How to Be Free of Bullies
As a neat little word has been chosen to identify a certain type of behavior, it would be good now to say what characterizes this behavior. This is because bullying (that neat little word) can happen on any scale, from any country, religion or social group, or to a child, or against an animal.
Then, by identifying the characteristics of any form of bullying, it may make it easier to recognize it arising in the most inappropriate and unexpected places, for instance from a seemingly respectable and responsible adult towards a child.
The easiest route into recognizing any behavior is when you know you’ve done it yourself. Anyone who is bullied will bully something, even that illusive and haughty dining-room chair that remains infuriatingly aloof. A scene in which a child is scolding a dining room chair might actually make it easy to see the common threads in bullying, as the chair is unlikely to be offended by the following action. (If it is, I doubt it will write in and complain).
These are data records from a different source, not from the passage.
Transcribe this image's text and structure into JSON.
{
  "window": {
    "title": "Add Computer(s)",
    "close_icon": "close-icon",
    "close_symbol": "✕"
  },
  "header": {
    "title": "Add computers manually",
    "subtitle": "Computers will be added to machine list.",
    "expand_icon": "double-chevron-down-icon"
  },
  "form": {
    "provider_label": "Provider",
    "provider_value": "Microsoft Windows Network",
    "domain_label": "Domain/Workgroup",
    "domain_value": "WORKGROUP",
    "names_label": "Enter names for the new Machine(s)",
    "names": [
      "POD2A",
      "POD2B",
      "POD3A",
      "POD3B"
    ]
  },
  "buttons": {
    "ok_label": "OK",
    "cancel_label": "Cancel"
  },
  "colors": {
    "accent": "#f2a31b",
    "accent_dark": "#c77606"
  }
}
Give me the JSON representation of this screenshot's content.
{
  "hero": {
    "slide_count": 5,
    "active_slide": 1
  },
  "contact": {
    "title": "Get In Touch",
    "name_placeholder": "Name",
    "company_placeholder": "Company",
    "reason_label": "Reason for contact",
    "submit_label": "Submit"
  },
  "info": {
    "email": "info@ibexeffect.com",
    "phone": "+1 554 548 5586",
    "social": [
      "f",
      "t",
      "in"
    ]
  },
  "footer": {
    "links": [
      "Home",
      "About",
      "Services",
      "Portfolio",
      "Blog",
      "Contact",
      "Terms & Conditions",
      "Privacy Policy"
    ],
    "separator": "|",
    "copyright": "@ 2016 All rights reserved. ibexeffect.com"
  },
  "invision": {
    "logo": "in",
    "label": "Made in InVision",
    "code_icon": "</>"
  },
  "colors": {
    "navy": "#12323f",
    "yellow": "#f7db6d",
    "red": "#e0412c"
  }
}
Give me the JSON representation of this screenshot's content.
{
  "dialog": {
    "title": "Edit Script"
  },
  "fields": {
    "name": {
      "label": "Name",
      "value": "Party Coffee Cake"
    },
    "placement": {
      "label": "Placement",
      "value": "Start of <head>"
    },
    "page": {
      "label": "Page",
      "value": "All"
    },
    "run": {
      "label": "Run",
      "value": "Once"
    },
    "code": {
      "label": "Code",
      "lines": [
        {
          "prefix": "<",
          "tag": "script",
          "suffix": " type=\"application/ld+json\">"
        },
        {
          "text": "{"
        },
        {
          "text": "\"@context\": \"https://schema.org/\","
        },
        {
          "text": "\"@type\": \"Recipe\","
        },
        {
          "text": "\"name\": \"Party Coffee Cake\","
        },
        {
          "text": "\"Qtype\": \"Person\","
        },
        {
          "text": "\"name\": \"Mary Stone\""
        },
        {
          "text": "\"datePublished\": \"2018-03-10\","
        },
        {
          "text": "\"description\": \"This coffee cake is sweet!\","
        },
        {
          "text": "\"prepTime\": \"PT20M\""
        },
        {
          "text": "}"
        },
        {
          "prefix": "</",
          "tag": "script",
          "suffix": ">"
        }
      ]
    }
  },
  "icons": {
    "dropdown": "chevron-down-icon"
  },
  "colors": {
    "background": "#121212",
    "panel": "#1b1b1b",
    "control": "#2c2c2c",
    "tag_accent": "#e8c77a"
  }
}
The following scene is complete fiction and does not in any way reflect any incidents from the author’s own life. (Not).
A particularly put-upon child, in the absence of a family pet, finds a dining room chair sitting there, smugly smiling to itself (the child imagines).
Child: Don’t stare at me.
Child: Did you hear me?
Child: Don’t you dare ignore me.
Child: (Hits the chair) horrible chair.
Child: (Hits chair harder) I hope you get eaten by wood worm. You deserve it.
Child: Right. I’m going to teach you a lesson. (stands on chair and jumps up and down).
Child: Grrrrrrr. You stupid chair. I’m really hurt. (cries)
Child: I hate you. (Runs from room before chair can respond).
So you can see in this incident that, without any real live target, how simple a behavior bullying is, and how easy it is to find ammunition to fire.